Figure 1: Illustration of the location of subarachnoid space between skull and brain surfaces (left). Photo of subarachnoid space in the mouse (right).
There are some clinical approaches whereby drugs are administered—in free, normal form—directly to the CSF. But natural barriers in the brain and clearance of the CSF prevent the entire dose from reaching the tumors. My team is engineering nanoparticles that can navigate these barriers, allowing high doses of drug to travel to malignant cells, ensuring effective tumor kill. We are also working on ways to prevent the drug from clearing the brain before it has time to take effect.
Figure 2 below illustrates how nanoparticles that have been delivered to the subarachnoid space reach their target tissue.
Figure 2: Left: Nanoparticles (red) reached all CSF-exposed surfaces of cerebellum.

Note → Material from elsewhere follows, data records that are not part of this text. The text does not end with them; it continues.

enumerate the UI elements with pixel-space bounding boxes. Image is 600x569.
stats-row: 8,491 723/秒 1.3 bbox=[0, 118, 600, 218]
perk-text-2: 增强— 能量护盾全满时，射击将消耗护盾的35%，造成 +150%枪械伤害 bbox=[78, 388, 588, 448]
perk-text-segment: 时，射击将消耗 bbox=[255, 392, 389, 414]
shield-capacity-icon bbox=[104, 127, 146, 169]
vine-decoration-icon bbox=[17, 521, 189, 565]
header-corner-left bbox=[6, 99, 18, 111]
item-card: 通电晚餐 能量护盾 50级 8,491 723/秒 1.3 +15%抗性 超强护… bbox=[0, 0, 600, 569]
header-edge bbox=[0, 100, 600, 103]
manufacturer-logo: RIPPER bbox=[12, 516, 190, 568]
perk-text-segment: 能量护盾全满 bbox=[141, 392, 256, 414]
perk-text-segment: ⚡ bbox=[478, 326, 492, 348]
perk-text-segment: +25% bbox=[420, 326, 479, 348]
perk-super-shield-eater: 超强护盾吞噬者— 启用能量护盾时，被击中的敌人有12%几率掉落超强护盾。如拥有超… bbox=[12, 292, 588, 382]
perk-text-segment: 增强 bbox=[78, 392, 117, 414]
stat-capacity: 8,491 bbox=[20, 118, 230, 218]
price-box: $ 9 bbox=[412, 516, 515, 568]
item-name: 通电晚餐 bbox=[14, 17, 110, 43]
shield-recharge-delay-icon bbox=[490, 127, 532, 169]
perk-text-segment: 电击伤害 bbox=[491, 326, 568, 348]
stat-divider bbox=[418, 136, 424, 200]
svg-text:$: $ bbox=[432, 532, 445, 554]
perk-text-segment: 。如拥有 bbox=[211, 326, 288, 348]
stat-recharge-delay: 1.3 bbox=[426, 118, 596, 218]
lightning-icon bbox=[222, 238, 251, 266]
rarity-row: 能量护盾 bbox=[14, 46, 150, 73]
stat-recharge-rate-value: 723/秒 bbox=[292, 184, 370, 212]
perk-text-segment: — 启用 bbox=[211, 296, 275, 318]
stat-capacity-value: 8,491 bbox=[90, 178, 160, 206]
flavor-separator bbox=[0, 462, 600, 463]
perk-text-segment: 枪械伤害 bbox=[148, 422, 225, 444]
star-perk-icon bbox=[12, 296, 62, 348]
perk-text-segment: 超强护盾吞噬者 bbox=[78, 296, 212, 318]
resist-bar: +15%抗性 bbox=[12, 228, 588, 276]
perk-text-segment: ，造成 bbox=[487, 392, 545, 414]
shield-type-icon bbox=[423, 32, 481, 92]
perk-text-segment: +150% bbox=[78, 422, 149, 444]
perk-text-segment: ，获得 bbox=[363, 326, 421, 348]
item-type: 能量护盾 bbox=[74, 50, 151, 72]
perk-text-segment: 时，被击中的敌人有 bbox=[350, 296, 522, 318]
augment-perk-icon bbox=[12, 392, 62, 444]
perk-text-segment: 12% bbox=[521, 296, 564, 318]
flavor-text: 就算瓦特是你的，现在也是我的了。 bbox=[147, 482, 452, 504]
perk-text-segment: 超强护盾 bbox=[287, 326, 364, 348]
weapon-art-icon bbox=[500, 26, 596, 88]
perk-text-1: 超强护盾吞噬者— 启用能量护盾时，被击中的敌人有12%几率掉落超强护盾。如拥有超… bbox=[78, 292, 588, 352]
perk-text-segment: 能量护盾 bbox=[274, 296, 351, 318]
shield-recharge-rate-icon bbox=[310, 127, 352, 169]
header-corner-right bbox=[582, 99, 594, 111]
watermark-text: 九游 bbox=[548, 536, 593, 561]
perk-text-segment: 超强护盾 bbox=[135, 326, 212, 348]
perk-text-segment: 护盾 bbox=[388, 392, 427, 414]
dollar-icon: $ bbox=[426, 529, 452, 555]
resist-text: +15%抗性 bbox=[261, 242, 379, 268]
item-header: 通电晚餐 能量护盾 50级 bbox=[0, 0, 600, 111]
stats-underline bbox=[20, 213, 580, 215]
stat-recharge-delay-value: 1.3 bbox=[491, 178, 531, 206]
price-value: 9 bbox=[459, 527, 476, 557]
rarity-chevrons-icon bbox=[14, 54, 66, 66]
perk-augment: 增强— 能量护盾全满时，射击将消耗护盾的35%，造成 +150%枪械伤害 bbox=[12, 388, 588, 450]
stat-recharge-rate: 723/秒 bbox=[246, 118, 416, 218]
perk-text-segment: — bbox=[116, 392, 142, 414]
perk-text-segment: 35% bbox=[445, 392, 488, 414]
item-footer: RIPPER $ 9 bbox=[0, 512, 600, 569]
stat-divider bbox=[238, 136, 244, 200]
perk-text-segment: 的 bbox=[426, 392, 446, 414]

Right: Nanoparticles (yellow) within the subarachnoid space penetrated a focal tumor metastasis (outlined in white). Cell nuclei are stained in blue in both images.
What diseases could be helped by your approach?
Tumors that travel through the CSF can benefit from this approach. For example, medulloblastoma, a relatively rare pediatric brain tumor, sometimes gains access to the CSF, scattering metastases on various surfaces of the brain and spinal cord in much the same way butter spreads on toast. With tumor tissue distributed in a thin layer, the cancer is impossible to surgically resect.
These tumors also do not respond well to chemotherapy, requiring children to receive high doses of cranial spinal radiation. Such harsh therapy inevitably presents challenges later. If we administer the drug directly to the subarachnoid space, the drug is often undetectable in peripheral circulation, and peripheral toxicity is minimized.
About Rachael Sirianni, PhD
Rachael Sirianni, PhD, is a professor and vice chair of research in the Department of Neurological Surgery at the University of Massachusetts Chan Medical School. She earned her PhD, in Biomedical Engineering at Yale University. She is Principal Investigator on three active NIH grants.